Lebanese Prime Minister Saad al-Hariri said Wednesday there is no reason for a military confrontation with Israel despite the IDF's Operation Northern Shield to destroy Hezbollah terror tunnels along the Israel-Lebanon border.
"The Lebanese government is fully committed to UN resolution 1701, to the cooperation and coordination between the authorities in the two countries and the international emergency forces,” Hariri said in a statement.
“The Lebanese army is the one authorized to ensure peace on the borders,” the Lebanese leader said. “The government is committed to protecting the country’s sovereignty.”
On Tuesday, a tripartite meeting was held between the IDF, UNIFIL and representatives of the Lebanese military in the area of Naqoura/Rosh HaNikra on the Israel-Lebanon border.
"During the meeting, the Israeli team presented the evidence of the terror tunnels that were discovered,” said the IDF Spokesperson’s Unit.
Hariri stated that during the meeting the Lebanese representatives expressed their opposition to “the continuing violations” of the country’s borders.
“The Israeli side violates Lebanon's airspace and maritime border … this is what the Lebanese representatives emphasized at the meeting,” he stressed, adding, “The government will continue to monitor the matter in cooperation with the relevant parties in the UN Secretariat and the Security Council."
However, the Lebanese prime minister refrained from addressing the discovery of the terror tunnel network, while officials in the Lebanese army rejected the IDF’s claims and demanded to be provided with the exact location and coordinates of the underground terror infrastructure.
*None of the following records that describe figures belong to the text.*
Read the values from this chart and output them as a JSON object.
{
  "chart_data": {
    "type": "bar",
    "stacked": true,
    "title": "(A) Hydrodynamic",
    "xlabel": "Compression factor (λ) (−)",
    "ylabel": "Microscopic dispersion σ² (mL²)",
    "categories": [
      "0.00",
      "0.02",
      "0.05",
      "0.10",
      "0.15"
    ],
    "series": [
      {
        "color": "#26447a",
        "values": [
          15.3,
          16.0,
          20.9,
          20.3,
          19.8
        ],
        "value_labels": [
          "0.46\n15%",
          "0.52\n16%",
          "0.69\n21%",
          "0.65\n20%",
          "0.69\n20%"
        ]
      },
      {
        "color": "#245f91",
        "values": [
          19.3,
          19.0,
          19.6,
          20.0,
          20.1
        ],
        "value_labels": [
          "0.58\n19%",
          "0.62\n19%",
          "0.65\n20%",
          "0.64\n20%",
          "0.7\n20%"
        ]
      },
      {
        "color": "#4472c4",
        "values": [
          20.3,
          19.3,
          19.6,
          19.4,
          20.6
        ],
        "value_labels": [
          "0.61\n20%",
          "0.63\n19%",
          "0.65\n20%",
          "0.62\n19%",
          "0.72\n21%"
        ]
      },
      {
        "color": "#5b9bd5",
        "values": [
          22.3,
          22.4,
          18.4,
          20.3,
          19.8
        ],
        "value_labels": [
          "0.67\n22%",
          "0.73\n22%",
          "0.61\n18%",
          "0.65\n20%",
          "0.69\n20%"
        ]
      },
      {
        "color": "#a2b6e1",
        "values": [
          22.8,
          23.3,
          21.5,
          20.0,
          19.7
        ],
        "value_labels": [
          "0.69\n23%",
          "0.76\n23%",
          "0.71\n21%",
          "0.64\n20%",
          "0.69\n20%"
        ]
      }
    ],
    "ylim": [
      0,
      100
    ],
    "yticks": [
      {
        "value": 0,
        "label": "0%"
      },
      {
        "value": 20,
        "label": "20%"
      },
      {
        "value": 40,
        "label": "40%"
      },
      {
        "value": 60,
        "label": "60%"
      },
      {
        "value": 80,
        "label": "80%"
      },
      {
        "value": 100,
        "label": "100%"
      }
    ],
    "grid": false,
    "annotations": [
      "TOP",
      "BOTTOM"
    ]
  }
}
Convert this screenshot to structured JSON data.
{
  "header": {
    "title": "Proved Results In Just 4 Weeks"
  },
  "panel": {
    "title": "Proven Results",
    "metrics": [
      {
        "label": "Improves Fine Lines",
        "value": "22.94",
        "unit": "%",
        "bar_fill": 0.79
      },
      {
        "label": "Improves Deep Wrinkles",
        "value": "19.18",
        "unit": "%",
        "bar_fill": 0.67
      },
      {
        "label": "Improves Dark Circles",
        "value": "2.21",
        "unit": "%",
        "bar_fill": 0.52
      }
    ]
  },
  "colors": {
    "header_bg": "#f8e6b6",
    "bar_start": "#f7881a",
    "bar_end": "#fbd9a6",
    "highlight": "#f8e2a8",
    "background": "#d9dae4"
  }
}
The IDF's Northern Command said they have enough intelligence and operational information regarding the location of all the tunnels within 120 meters from the Israeli border, but the military cannot guarantee that all of them will be exposed.
"Hezbollah has lowered its profile since the surprising and embarrassing discovery," a senior Northern Command officer explained.
“After we complete the task, we don’t intend on building an underground wall like we are doing in Gaza to stop tunnel digging, therefore the operation might last not weeks but months, and we are prepared for it,” the officer added.
On Tuesday, the IDF Spokesperson’s Unit released footage of two Hezbollah terrorists running away from a surveillance camera planted by the IDF inside one of the tunnels, as the camera—which had explosives attached to it—blows up.
“For years, Hezbollah and Hamas invested huge sums and efforts in building tunnels and concealing them. Well, the army is methodically, calmly, and decisively dismantling this weapon," said Prime Minister Netanyahu at the onset of the operation.
"The operation is due to last several weeks and will be led by the head of the IDF Northern Command, Maj. Gen. Yoel Strick," said IDF Chief of Staff Gadi Eisenkot, emphasizing the Cabinet approved the operation on November 17 when "conditions were ripe.”